Opinions

What do human rights mean in a pandemic?

Written by: Colin McKay, Centre for Mental Health and Capacity Law, Edinburgh Napier University

Published: 28/04/2020

Picture of shadows of people with the words 'human rights'

Colin explains why making human rights real is vital in relation to COVID-19.

On 23 April, the Scottish Government published its ‘Coronavirus (COVID-19): framework for decision making’ (this link will take you away from our website). I was glad to see protecting human rights repeatedly emphasised as being central to the Government’s approach.

That’s no small thing, and I am sure the Government is sincere. But in my experience of health and social care, it can be easier to state a commitment to human rights than to demonstrate how a human rights based approach makes a difference to what you do.

Making human rights real is even more vital now, when COVID-19 disproportionately affects groups including older people, people with disabilities, and people without secure homes; and when services are being diverted to coping with the epidemic.

International human rights bodies have issued a range of guidance on the human rights implications of the emergency [Note 1] . Key principles include:

  • The enjoyment of the highest attainable standard of health is a fundamental human right of all, which should be achieved without discrimination
  • A state of emergency, or any other security measures, should be guided by human rights principles: measures should be based on law, objectively justified and proportionate
  • States should prevent discriminatory denial of health care on the basis of disability
  • States must ensure that persons with disabilities are actively involved in the implementation and monitoring of COVID-19 measures.

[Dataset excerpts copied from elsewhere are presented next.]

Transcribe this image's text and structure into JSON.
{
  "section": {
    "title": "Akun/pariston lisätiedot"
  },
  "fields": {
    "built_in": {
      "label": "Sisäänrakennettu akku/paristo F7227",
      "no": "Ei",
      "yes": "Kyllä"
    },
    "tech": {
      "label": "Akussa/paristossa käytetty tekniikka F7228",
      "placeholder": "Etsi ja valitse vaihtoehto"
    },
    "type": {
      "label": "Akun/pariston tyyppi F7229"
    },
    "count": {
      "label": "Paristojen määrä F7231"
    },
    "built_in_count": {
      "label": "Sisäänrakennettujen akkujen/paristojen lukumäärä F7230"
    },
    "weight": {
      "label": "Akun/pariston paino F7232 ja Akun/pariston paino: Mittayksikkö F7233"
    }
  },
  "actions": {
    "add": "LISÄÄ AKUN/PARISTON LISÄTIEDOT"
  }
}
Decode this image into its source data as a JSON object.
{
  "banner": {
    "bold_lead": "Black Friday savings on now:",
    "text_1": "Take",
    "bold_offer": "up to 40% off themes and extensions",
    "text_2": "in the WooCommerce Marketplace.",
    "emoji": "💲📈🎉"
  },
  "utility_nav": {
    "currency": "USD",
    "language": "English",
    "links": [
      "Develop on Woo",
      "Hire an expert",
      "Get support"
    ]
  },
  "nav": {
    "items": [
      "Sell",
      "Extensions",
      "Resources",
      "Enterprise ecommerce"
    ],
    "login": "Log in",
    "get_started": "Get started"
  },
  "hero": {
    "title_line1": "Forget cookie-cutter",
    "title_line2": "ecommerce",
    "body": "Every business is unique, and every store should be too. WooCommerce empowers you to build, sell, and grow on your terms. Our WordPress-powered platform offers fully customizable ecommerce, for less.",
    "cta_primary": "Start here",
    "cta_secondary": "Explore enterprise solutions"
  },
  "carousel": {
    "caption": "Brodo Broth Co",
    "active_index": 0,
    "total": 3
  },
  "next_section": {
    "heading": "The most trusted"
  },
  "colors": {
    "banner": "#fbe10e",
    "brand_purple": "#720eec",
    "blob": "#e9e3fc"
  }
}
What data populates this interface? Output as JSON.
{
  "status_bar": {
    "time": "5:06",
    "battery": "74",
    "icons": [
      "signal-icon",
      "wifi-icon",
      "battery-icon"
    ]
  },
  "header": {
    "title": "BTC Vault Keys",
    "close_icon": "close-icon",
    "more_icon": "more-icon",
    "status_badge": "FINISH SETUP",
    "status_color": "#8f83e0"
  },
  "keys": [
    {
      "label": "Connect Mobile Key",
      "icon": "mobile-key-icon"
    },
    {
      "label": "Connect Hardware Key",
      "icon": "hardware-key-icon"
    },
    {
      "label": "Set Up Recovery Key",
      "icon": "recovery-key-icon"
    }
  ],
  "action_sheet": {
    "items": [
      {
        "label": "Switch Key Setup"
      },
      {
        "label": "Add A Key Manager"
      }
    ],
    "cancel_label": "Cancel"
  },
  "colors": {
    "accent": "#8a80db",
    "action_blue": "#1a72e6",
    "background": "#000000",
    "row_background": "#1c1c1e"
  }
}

These have been supplemented by powerful statements by UK and Scottish disabled people’s organisations and allies [2]. Human rights principles have already successfully been used to challenge discriminatory approaches.

In England, the National Institute for Health and Care Excellence (NICE) issued guidance on access to critical care which advised clinicians to use the ‘Clinical Frailty Scale’. Following a threat of judicial review, this was amended to make clear that this scale should not be used in younger people, people with stable long-term disabilities, learning disabilities or autism (this link will take you away from our website).

Another major concern was that the legislation restricting people from leaving home would have a disproportionate effect on people with autism and other conditions. The guidance has now made clear that people with a medical need to do so, including people with learning disabilities or autism, may leave home more often (this link will take you away from our website).

However, there is more to do. The Scottish Government has issued Clinical Guidance (this link will take you away from our website) and an Ethical Advice and Support Framework (this link will take you away from our website) which have been criticised by the Scottish Human Rights Commission, the Equality and Human Rights Commission, and the Centre for Mental Health and Capacity Law, for not providing clear guidance on the requirements of human rights.

In particular, much more needs to be said about ensuring that decisions about who should get particular treatments are not made in a discriminatory way, that judgements about quality of life are not based on the presence of a disability, and that the wishes and views of the patient are fully taken into account.

This is particularly important in advance care planning. There is huge concern that people may be encouraged to agree documents stating that they should not be resuscitated in the event of a cardiac arrest, or admitted to critical care, or even to hospital. People should be able to set out what they want and do not want should they become severely ill – but they should be supported to set out their informed wishes, not feel pressurised into signing off a decision which is effectively taken by others.

That is not just good care – it is a human rights obligation [3].

It is welcome that the First Minister has confirmed that people should not be pushed into agreeing a DNACPR form, but we have still to see clear guidance about how advance care planning should operate in the situation we are in.

The pandemic has also led to legal changes reducing the obligations on local authorities to assess needs, and the reduction or withdrawal of many care and support services. Difficult decisions must be made. A human-rights based approach does not seek to deny that, but to ensure that the way we take decisions truly respects ‘the inherent dignity and equal and inalienable rights of all members of the human family ’ [4].

 

This Opinion is part of a specially commissioned series by the ALLIANCE’s Academy programme looking at COVID-19 and the Five Provocations for the Future of Health and Social Care.

 

Notes

[1] Committee on Economic, Social and Cultural Rights: Statement on the coronavirus disease (COVID-19) pandemic and economic, social and cultural rights (this link will take you away from our website)

‘UN Human Rights Treaty Bodies call for human rights approach in fighting COVID-19’ (this link will take you away from our website)

Joint Statement: Persons with Disabilities and COVID-19 (this link will take you away from our website) by the Chair of the UNCRPD and the Special Envoy of the United Nations Secretary-General on Disability and Accessibility

[2] https://www.disabilityrightsuk.org/news/2020/april/covid-19-and-rights-disabled-people (this link will take you away from our website); and https://inclusionscotland.org/silc-statement-on-nhs-and-rights-of-disabled-people (this link will take you away from our website) .

[3] In particular, under Article 8 of the European Convention on Human Rights, and Article 12 of the UNCRPD.

[4] Preamble to the Universal Declaration of Human Rights.